Dans tous les cas, Evgueni souligne le deux poids deux mesures des gouvernements européens, et notamment de la France qui, en même temps qu’elle condamne l’aide de la Russie, conserve ses colonies (les dénommés « DOM-TOM ») et mate les révoltes qu’elles connaissent.
Le camarade Evgueni aborde ensuite la situation à Odessa et l’évènement tragique qui a eu lieu à la maison des syndicats le 2 mai 2014. Il nous remercie pour notre soutien à propos de ce massacre qui a été très dur pour eux. Il explique que le 1er mai de chaque année, lors de la manifestation mondiale des travailleurs, la tradition est que le « meilleur » komsomol porte le drapeau en tête de cortège. L’année dernière, c’est Vadim Papura, âgé de 17 ans, qui le portait. Le lendemain, Vadim s’est fait assassiner.

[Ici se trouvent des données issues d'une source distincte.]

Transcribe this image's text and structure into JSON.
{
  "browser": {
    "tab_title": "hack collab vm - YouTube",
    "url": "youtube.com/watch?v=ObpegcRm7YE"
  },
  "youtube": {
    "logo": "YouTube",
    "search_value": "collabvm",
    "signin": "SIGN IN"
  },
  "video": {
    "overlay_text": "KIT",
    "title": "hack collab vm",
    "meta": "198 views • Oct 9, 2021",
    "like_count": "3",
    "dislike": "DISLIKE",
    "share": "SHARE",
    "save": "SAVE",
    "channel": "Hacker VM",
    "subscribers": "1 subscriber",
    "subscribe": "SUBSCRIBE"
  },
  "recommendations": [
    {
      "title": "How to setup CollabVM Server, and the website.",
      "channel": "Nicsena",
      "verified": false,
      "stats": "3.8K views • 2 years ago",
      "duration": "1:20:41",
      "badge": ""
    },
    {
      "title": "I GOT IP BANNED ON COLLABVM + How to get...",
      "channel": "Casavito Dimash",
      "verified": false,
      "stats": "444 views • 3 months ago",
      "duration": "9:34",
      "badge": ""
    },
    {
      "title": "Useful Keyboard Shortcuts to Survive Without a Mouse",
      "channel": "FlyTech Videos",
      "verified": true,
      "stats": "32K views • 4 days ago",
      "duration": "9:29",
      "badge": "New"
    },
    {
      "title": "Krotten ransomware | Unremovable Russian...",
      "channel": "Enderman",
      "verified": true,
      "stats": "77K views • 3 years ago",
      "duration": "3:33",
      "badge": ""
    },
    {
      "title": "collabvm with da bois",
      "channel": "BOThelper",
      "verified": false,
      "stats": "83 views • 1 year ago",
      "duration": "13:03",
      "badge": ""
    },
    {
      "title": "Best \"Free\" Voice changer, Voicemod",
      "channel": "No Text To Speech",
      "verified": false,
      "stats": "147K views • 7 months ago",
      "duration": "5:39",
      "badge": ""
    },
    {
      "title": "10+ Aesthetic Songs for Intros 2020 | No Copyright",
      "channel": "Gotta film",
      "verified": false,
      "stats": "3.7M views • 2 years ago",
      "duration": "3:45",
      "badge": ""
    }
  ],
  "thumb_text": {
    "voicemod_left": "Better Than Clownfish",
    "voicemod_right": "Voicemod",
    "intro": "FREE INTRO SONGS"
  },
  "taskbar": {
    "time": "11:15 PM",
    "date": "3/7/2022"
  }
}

La tragédie qui s’est déroulée dans la maison des syndicats à Odessa, qu’Evgueni compare au massacre d’Oradour-sur-Glane, reste le sujet de beaucoup d’interrogations. Les rapports des officiels prétendent que les gens qui se sont rendus dans la maison des syndicats y auraient été emmenés pour éviter de violents combats. Ceux-ci avaient été déclenchés par des provocateurs alors même que les camarades appelaient au calme. Or, en réalité, les personnes présentes ont été emmenées dans la maison des syndicats de manière délibérée. Il s’agissait d’un piège, il n’y avait aucune issue de secours. Une fois l’incendie déclenché, les personnes qui ont tenté de s’enfuir ont été achevées sommairement. Au vu du pouvoir fasciste en place actuellement en Ukraine, les quarante-huit victimes n’obtiendront pas justice. Il espère avec une confiance indéfectible en l’avenir que les responsables de ce massacre de masse seront jugés tôt ou tard pour leurs actes. Evgueni affirme que ce crime avait un but : terroriser la population civile, dans une période où, à Donestk et Lugansk, la situation n’était pas favorable au gouvernement, qui avait peur que la jonction soit faite entre les luttes dans le Donbass et à Odessa. A partir de cet évènement, beaucoup de gens ont eu peur de se mobiliser. Alors même que les manifestations hebdomadaires à Odessa prenaient de plus en plus d’ampleur, le massacre y a mis fin.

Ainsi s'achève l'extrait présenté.